Когда английские министры поняли, чем грозит русская революция, они стали прилагать все усилия, чтобы образумить русских и сурово напоминать им об их обязательствах по отношению к союзникам. Какой-то умник выдвинул идею посылки франко-британской социалистической делегации с целью убедить русских товарищей не прекращать войну. И в середине апреля Месье, Мута, Кашэн и Лафонт — представители французских социалистов — и мистеры Джим О'Трэди, Уилл Торн и В. В. Сандерс — активные британские лейбористы прибыли в Санкт-Петербург для проповеди Советам мудрости и патриотизма. Французы были интеллигентами. Муте — адвокат, Кашэн и Лафонт — профессора философии, а из англичан — Сандерс был тогда секретарем Фабианского общества. О'Трэди и Торн не нуждаются в представлении английским читателям.
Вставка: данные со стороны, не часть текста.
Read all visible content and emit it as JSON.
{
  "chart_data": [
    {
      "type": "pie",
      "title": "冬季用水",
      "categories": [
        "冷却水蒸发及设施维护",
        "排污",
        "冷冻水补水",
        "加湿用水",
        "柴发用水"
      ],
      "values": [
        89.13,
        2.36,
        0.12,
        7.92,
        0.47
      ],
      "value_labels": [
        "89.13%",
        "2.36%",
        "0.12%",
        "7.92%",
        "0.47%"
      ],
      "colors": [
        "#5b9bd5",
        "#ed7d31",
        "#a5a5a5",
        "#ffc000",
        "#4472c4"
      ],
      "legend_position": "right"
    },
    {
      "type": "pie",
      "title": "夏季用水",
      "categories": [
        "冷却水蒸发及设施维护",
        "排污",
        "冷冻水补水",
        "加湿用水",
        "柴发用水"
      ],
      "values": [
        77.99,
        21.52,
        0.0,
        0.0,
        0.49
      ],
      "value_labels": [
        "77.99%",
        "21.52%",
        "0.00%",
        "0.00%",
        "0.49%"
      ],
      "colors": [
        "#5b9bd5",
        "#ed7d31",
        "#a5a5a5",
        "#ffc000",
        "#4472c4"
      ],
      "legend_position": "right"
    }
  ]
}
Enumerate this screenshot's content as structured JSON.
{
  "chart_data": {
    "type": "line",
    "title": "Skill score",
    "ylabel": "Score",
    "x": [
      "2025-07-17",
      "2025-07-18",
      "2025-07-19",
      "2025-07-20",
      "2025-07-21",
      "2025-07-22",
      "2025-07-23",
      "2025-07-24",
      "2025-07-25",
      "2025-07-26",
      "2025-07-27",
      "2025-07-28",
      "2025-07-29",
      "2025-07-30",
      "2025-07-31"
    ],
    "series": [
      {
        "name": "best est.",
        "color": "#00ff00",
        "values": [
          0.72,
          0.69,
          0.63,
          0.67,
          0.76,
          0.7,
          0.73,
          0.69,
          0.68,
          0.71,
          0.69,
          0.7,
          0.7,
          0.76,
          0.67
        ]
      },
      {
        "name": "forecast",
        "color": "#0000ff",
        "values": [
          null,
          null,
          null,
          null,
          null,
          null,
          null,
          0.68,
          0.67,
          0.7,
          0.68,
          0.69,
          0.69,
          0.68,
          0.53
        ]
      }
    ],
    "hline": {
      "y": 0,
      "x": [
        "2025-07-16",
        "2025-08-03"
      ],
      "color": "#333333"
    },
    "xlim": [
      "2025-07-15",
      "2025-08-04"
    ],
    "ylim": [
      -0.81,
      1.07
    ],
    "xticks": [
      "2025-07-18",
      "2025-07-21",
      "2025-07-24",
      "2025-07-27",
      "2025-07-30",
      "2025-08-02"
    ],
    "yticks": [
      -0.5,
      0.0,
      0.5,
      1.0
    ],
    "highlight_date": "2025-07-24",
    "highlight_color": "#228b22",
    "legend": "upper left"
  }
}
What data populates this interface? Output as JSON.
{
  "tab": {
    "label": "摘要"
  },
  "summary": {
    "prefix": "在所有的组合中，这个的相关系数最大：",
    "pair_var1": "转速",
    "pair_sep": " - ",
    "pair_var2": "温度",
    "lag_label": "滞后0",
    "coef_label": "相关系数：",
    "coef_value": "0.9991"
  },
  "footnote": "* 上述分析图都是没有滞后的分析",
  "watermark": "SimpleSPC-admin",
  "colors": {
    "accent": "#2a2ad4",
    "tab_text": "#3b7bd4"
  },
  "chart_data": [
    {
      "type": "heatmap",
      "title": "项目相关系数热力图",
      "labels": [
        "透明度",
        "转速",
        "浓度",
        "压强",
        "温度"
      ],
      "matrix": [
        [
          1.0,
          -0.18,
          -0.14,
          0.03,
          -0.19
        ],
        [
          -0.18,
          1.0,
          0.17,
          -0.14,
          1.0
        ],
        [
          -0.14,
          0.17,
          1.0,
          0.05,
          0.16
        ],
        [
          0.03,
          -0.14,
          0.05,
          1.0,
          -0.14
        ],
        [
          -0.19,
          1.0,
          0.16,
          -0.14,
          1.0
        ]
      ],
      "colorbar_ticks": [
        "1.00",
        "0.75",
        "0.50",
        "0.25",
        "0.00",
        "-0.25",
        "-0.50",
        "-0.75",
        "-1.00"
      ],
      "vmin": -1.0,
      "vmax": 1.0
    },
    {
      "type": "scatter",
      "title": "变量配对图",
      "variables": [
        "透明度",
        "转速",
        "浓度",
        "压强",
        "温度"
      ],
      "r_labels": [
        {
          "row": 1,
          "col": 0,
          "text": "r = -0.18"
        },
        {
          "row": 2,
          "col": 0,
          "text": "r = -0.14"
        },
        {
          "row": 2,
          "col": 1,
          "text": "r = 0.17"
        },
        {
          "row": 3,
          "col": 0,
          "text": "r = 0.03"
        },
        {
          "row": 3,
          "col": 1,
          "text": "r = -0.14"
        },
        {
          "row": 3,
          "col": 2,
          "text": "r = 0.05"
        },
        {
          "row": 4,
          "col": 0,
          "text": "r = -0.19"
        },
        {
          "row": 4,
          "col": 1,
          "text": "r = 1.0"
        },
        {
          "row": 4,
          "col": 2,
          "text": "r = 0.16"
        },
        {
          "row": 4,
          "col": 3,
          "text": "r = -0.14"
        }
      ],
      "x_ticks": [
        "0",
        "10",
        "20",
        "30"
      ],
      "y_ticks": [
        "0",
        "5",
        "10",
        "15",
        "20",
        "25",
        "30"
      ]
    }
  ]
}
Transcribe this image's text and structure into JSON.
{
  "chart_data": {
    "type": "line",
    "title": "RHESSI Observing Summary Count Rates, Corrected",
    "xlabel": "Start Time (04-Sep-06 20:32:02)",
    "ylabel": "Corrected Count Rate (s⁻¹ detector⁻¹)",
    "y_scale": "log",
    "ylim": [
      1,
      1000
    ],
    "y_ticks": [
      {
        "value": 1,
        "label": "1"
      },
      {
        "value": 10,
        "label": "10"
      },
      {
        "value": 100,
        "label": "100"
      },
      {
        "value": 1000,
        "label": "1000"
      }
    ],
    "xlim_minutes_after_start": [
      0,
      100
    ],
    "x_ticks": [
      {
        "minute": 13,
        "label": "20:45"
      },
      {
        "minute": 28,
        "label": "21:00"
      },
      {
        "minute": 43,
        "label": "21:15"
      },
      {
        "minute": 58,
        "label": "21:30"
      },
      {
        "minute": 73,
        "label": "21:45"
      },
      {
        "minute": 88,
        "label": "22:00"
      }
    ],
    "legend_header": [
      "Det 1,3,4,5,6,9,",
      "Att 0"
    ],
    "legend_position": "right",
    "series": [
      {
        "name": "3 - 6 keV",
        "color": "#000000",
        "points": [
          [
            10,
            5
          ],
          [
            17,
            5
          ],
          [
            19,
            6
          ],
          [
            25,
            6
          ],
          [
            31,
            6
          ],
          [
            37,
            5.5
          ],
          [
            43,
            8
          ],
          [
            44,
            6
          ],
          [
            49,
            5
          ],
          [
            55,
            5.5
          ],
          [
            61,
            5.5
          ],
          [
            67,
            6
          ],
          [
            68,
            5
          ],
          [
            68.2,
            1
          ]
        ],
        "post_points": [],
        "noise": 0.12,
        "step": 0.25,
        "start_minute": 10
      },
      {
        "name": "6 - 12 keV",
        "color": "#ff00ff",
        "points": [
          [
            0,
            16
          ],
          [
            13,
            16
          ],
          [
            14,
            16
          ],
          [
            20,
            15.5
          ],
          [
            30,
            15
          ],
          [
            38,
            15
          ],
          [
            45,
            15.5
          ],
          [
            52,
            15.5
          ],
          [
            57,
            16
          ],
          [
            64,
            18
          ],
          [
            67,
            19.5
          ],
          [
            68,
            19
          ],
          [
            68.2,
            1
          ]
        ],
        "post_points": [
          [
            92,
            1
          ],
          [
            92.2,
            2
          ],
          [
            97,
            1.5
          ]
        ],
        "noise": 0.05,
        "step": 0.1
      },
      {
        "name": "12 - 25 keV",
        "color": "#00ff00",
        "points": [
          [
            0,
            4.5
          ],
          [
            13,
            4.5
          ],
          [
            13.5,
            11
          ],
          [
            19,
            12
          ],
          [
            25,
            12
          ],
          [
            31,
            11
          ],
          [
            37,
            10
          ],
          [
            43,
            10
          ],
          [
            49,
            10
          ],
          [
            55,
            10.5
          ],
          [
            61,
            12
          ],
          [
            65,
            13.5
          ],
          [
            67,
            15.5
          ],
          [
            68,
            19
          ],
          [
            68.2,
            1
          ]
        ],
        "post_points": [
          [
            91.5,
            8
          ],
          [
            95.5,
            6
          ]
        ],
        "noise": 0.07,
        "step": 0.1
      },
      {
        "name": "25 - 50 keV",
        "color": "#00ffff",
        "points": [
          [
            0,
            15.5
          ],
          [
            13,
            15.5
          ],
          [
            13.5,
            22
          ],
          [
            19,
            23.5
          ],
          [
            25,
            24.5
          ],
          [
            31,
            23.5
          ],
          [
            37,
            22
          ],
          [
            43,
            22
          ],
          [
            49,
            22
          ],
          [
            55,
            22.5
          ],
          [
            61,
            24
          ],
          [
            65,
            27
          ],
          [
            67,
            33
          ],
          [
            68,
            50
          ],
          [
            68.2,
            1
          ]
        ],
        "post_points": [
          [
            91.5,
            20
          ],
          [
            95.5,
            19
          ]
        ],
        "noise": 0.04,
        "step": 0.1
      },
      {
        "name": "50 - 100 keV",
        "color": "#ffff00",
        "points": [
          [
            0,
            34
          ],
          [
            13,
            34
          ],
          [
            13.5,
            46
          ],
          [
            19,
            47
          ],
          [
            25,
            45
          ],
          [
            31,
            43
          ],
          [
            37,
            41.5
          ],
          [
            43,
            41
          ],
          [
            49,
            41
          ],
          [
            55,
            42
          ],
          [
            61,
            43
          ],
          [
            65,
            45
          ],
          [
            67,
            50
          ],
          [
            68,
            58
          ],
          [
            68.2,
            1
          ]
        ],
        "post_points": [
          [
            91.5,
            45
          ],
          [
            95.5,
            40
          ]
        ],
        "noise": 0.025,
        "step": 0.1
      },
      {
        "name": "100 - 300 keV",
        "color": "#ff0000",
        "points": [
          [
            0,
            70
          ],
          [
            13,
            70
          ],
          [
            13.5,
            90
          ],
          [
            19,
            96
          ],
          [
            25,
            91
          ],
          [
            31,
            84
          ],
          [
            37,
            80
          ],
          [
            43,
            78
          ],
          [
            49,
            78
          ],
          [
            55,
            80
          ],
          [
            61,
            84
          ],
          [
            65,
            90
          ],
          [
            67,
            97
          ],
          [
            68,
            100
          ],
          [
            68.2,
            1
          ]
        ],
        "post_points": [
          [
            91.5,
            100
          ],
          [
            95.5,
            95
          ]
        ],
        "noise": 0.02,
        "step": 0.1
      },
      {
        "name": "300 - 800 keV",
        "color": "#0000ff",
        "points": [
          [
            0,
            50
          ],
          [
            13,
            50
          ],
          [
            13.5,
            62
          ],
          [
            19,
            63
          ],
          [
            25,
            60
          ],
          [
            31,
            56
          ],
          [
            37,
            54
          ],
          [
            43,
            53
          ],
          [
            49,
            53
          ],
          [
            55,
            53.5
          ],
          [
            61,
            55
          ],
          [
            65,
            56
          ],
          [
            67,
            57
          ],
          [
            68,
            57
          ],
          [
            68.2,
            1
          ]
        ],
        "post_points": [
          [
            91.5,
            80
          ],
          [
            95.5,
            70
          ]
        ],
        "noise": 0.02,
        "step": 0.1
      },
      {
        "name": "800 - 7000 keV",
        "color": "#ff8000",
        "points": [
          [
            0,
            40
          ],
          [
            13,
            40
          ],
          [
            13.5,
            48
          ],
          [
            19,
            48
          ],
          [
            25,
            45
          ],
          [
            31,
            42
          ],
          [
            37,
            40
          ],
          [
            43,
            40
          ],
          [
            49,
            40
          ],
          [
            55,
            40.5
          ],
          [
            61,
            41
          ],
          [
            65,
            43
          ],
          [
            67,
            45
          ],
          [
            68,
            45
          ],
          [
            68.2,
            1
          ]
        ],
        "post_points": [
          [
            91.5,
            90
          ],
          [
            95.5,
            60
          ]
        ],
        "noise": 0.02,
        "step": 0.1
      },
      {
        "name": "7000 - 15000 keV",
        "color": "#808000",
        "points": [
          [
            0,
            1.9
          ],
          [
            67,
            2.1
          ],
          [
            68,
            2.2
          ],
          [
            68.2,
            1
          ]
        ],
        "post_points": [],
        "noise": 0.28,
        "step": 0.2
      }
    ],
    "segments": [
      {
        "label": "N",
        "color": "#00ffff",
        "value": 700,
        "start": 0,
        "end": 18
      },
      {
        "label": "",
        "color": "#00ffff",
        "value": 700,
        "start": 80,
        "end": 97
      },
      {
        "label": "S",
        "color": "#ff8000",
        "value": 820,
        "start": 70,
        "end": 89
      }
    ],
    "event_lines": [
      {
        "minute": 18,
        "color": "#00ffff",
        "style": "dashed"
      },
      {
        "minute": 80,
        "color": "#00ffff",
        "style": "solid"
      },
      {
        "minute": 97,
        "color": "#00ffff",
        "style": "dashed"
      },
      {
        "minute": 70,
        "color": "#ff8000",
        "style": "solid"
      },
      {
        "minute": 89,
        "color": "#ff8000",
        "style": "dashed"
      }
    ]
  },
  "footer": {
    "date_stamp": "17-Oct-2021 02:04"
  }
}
С самого начала поездка носила характер фарса. Делегаты честно выполнили задание, но, как и следовало ожидать, они совершенно потерялись в дебрях русской революционной фразеологии. Они были сбиты с толку бесконечными дискуссиями об условиях мира. Они разбирались в жаргоне русских социалистов гораздо хуже меня. Незнание русского языка делало их положение еще более затруднительным. Но хуже всего то, что им так и не удалось завоевать доверия даже умеренных социалистов, с самого начала смотревших на них как на лакеев своих правительств.
Если делегаты не произвели никакого впечатления на русских, то они поистине изумительно реагировали на революцию. О'Трэди и Торн, особенно последний, были неподражаемы. Никогда не забуду завтрак в посольстве, где этот простодушный великан развлекал нас рассказами о своих приключениях. Он чисто по-английски презирал пустословие, и болтовня на чужом языке его раздражала. Ему хотелось пустить в ход свои сильные руки и стукнуть по головам болтливых товарищей.
Союзные делегаты прибыли в Москву. Побывали на фронте. Произнесли — при помощи переводчика — несметное количество патриотических речей и наконец уехали, поумнев и расстроившись. Последствия этой поездки были весьма забавны. О'Трэди стал сэром Джемсом О'Трэди и правителем колоний. Уилл Торн теперь лейбористский старшина в Палате общин и остался тем, чем был всегда, — вождем тред-юнионов. Мистер Сандерс в 1929 году был членом лейбористского правительства. Он тоже, только чуть-чуть розоват. Из французов Лафонт вошел и вышел из коммунизма; Муте все еще умеренный социалист, Кашэн из всей шестерки самый убежденный патриот, человек, со слезами в голосе умолявший Советы не выходить из войны до окончательной победы Антанты, — теперь целиком отдался Москве и является оплотом большевизма во Франции.
События сменялись быстро. Через несколько дней после приезда франко-британской рабочей делегации и почти одновременно с возвращением Ленина в Россию сюда приехал М. Альбер Тома, французский министр снабжения. Он тоже был послан французским правительством, по традиции претендующим на особое знание революции и жаждущим обеспечить сотрудничество революционной России с Антантой. Тома, социализм которого был чуть розовее консерватизма мистера Болдуина, приезжал в сопровождении целой армии секретарей и чиновников. Более того, он привез в кармане распоряжение об отозвании М. Палеолога, французского посла и циника, всегда казавшегося мне несерьезным человеком, но понимающего Россию гораздо лучше, чем многие думали. Отозвание было симптомом новой политики.